DockerCon Day 2 - Part 2

DockerCon Day 2 - Part 2

With this vision in mind, Steve started talking about the direction that Docker wants to head in the future. The goal is to become the defacto standard container platform for distributed computing. They plan to deliver that by offering integrated tools, a delightful DevOps experience, and also still empower people to innovate their solutions.


There are some high level requirements that Docker will need in order for this to be successful: Choice, Agility, and Security.


Starting with Choice, he pointed out that developers can tend to be really choosy people. You could say this is the golden age of IDEs, but some people still write code in Vim, some people still write in Emacs, while others are writing code in incredibly powerful tools like Atom that allow you to quickly install packages for language support, code generation, compiling, etc. (some of us even install vim plugins in Atom so we can still use the editing shortcuts of vim but still get all the cool stuff in Atom as well).


Having said that, developers also don't like writing things from scratch. They like having tools that empower them to jumpstart the hard stuff so that they can get to what they like doing most - coding. When you install Docker for Windows or the Mac, you get some contextual tools that let you do things like see the containers that are running. They call this Docker Desktop. Today, they announced a new feature that allows you to jumpstart the creation of apps in Docker - templates.

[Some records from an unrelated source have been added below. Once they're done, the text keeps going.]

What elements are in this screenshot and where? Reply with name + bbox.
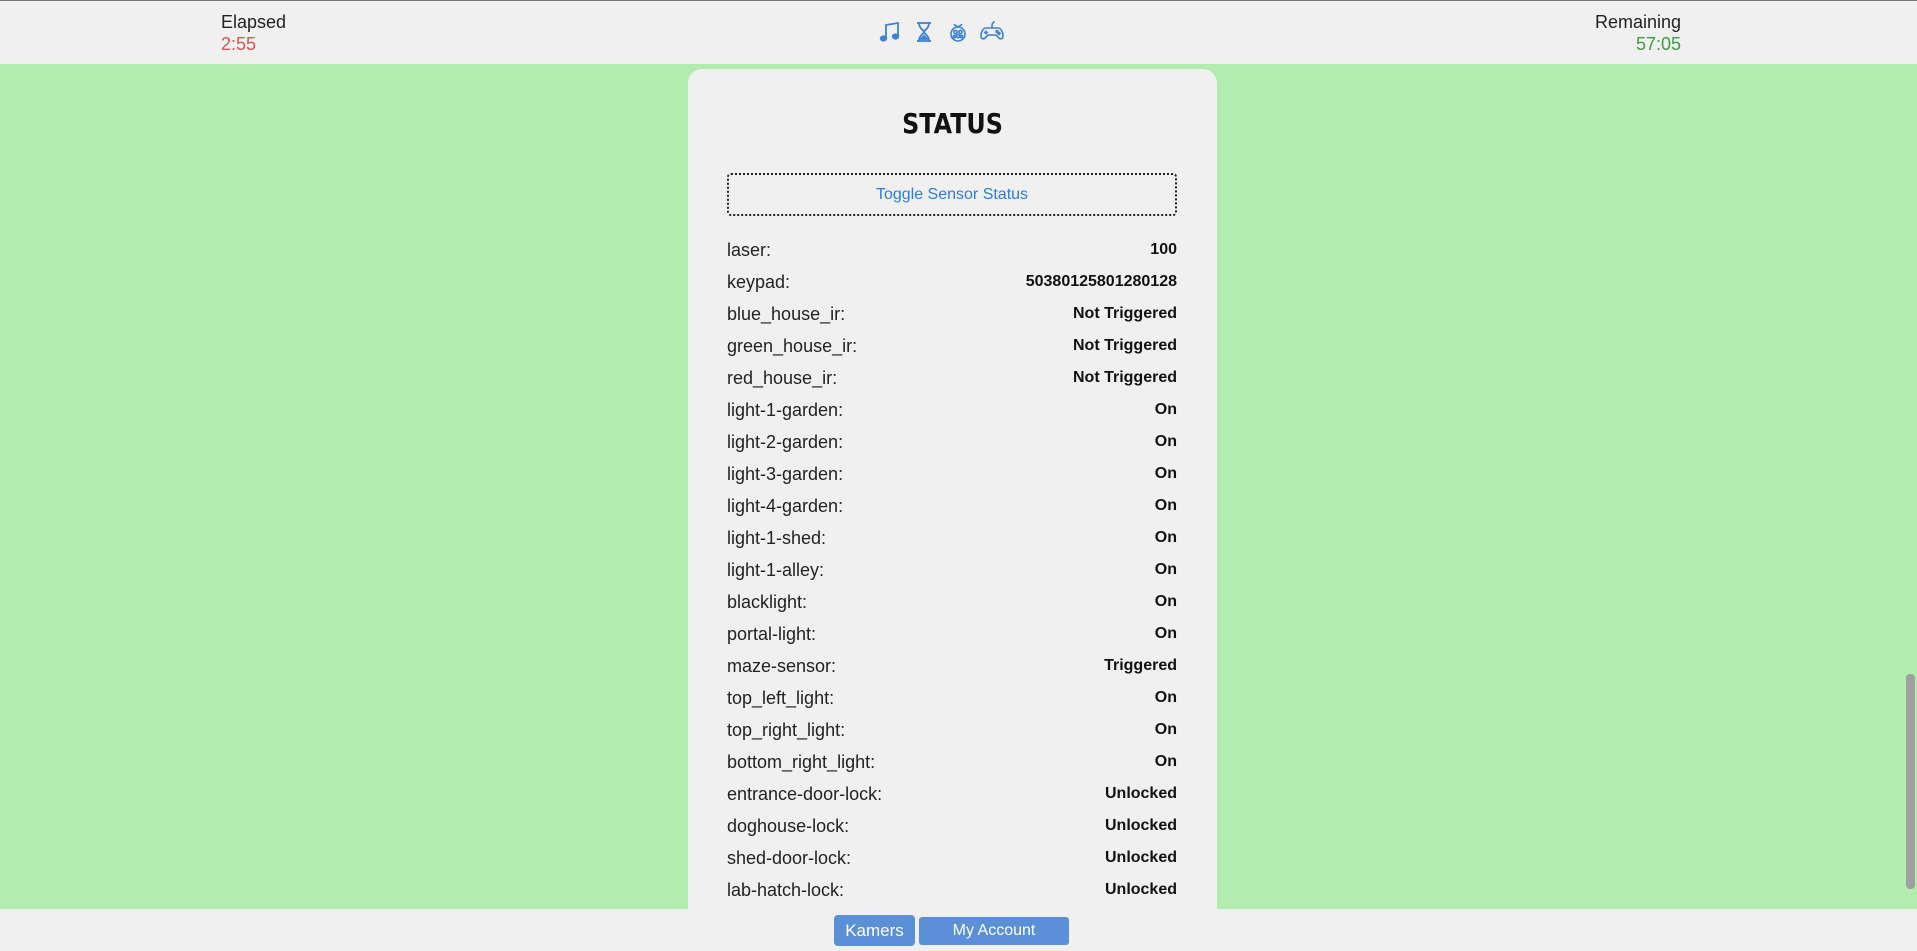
status-value: On [1154, 625, 1177, 642]
status-key: portal-light: [727, 623, 817, 644]
status-row: light-1-shed: On [727, 522, 1177, 554]
status-key: light-2-garden: [727, 431, 844, 452]
toggle-sensor-status-button[interactable]: Toggle Sensor Status [727, 173, 1177, 216]
raspberry-icon[interactable] [945, 19, 971, 45]
status-row: light-3-garden: On [727, 458, 1177, 490]
status-row: green_house_ir: Not Triggered [727, 330, 1177, 362]
status-value: On [1154, 721, 1177, 738]
status-row: entrance-door-lock: Unlocked [727, 778, 1177, 810]
status-key: top_right_light: [727, 719, 846, 740]
remaining-label: Remaining [1594, 12, 1681, 32]
gamepad-icon[interactable] [979, 19, 1005, 45]
status-value: On [1154, 529, 1177, 546]
status-value: On [1154, 465, 1177, 482]
status-row: light-4-garden: On [727, 490, 1177, 522]
status-key: entrance-door-lock: [727, 783, 883, 804]
status-key: laser: [727, 239, 772, 260]
status-row: top_left_light: On [727, 682, 1177, 714]
status-value: Not Triggered [1072, 369, 1177, 386]
top-bar: Elapsed 2:55 Remaining 57:05 [0, 0, 1917, 64]
status-title: STATUS [902, 107, 1003, 140]
status-row: light-1-garden: On [727, 394, 1177, 426]
status-value: On [1154, 753, 1177, 770]
status-key: blacklight: [727, 591, 808, 612]
status-value: On [1154, 497, 1177, 514]
status-value: Unlocked [1104, 785, 1177, 802]
my-account-button[interactable]: My Account [919, 917, 1069, 945]
status-row: blue_house_ir: Not Triggered [727, 298, 1177, 330]
status-key: maze-sensor: [727, 655, 837, 676]
status-key: light-1-alley: [727, 559, 825, 580]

For folks like me who have been developing container apps in enterprise tools like OpenShift or AWS or Google Cloud Platform, using templates is almost a must. You pick a template like JBoss + MySQL + SSL, fill out some details (root password for the db, database name, etc), and it generates all the Kubernetes yaml configurations for you. You might not need anything more than this if you already have an app written that you are just looking to containerize. Bringing this kind of functionality to the core of Docker is a major win, especially if you are someone who is really just getting started on your container journey.


Some of this stuff is still in a beta stage, but you can bet that I'll be signing up after I'm done writing this.